Several experiments have been performed between 2000–2006 at the Flerov laboratory of Nuclear Reactions in Dubna studying the fission characteristics of the compound nuclei ^296,294,290Lv. Four nuclear reactions have been used, namely ²⁴⁸Cm+⁴⁸Ca, ²⁴⁶Cm+⁴⁸Ca, ²⁴⁴Pu+⁵⁰Ti and ²³²Th+⁵⁸Fe. The results have revealed how nuclei such as this fission predominantly by expelling closed shell nuclei such as ¹³²Sn (Z=50, N=82). It was also found that the yield for the fusion-fission pathway was similar between ⁴⁸Ca and ⁵⁸Fe projectiles, indicating a possible future use of ⁵⁸Fe projectiles in superheavy element formation. In addition, in comparative experiments synthesizing ²⁹⁴Lv using ⁴⁸Ca and ⁵⁰Ti projectiles, the yield from fusion-fission was ~3x less for ⁵⁰Ti, also suggesting a future use in SHE production.

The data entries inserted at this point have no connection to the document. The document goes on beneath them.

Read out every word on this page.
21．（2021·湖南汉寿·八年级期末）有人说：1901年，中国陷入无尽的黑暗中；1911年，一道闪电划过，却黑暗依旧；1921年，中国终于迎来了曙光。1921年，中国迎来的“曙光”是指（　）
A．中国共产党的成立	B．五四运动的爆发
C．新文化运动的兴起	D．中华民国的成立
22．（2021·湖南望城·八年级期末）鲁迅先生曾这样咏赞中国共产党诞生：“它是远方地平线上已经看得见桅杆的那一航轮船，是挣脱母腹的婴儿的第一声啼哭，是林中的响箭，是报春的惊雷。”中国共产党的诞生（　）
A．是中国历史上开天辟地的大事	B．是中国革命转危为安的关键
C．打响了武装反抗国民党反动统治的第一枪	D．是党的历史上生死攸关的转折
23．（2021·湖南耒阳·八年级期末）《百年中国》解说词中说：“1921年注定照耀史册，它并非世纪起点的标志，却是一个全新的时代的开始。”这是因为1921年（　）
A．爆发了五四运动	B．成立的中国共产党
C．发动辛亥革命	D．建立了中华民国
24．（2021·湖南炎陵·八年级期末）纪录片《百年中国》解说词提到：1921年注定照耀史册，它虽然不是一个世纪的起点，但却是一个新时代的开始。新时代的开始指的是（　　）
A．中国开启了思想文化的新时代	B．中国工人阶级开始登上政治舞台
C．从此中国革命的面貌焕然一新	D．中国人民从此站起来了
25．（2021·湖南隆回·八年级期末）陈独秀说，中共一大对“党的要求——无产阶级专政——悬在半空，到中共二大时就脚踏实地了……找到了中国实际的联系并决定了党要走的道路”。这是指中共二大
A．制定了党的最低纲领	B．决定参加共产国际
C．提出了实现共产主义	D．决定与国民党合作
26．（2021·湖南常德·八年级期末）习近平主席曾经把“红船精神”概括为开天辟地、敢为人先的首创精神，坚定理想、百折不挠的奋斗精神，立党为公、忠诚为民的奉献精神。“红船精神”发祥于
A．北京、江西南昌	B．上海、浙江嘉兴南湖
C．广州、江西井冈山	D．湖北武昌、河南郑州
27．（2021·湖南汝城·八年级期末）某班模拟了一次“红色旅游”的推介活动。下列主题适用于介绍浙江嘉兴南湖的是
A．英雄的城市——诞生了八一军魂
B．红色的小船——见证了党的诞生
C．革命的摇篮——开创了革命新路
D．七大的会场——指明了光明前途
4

Isotopes and nuclear properties

Chronology of isotope discovery

Isotope	Year discovered	Discovery reaction
290Lv	2002	249Cf(48Ca,3n)
291Lv	2003	245Cm(48Ca,2n)
292Lv	2004	248Cm(48Ca,4n)
293Lv	2000	248Cm(48Ca,3n)

Theoretical calculation in a quantum tunneling model supports the experimental data relating to the synthesis of ^293,292Lv.

Retracted isotope

²⁸⁹Lv

In 1999, researchers at Lawrence Berkeley National Laboratory announced the synthesis of ²⁹³Uuo (see ununoctium), in a paper published in Physical Review Letters. The claimed isotope ²⁸⁹Lv decayed by 11.63 MeV alpha emission with a half-life of 0.64 ms. The following year, they published a retraction after other researchers were unable to duplicate the results. In June 2002, the director of the lab announced that the original claim of the discovery of these two elements had been based on data fabricated by the principal author Victor Ninov. As such, this isotope of livermorium is currently unknown.

Chemical properties

Extrapolated chemical properties

Oxidation states

Livermorium is projected to be the fourth member of the 7p series of non-metals and the heaviest member of group 16 (VIA) in the Periodic Table, below polonium. The group oxidation state of +6 is known for all the members apart from oxygen which lacks available d- orbitals for expansion and is limited to a maximum +2 state, exhibited in the fluoride OF₂. The +4 is known for sulfur, selenium, tellurium, and polonium, undergoing a shift in stability from reducing for S(IV) and Se(IV) to oxidizing in Po(IV). Tellurium(IV) is the most stable for this element. This suggests a decreasing stability for the higher oxidation states as the group is descended and livermorium should portray an oxidizing +4 state and a more stable +2 state. The lighter members are also known to form a −2 state as oxide, sulfide, selenide, telluride, and polonide.

Chemistry

The possible chemistry of livermorium can be extrapolated from that of polonium. It should therefore undergo oxidation to a dioxide, LvO₂, although a trioxide, LvO₃ is plausible, but unlikely. The stability of a +2 state should manifest itself in the formation of a simple monoxide, LvO. Fluorination will likely result in a tetrafluoride, LvF₄ and/or a difluoride, LvF₂; a hexafluoride, LvF₆, is possible but unlikely. Chlorination and bromination may well stop at the corresponding dihalides, LvCl₂ and LvBr₂. Oxidation by iodine should certainly stop at LvI₂ and may even be inert to this element. The heavier livermorium dihalides are predicted to be linear, but the lighter ones are predicted to be bent.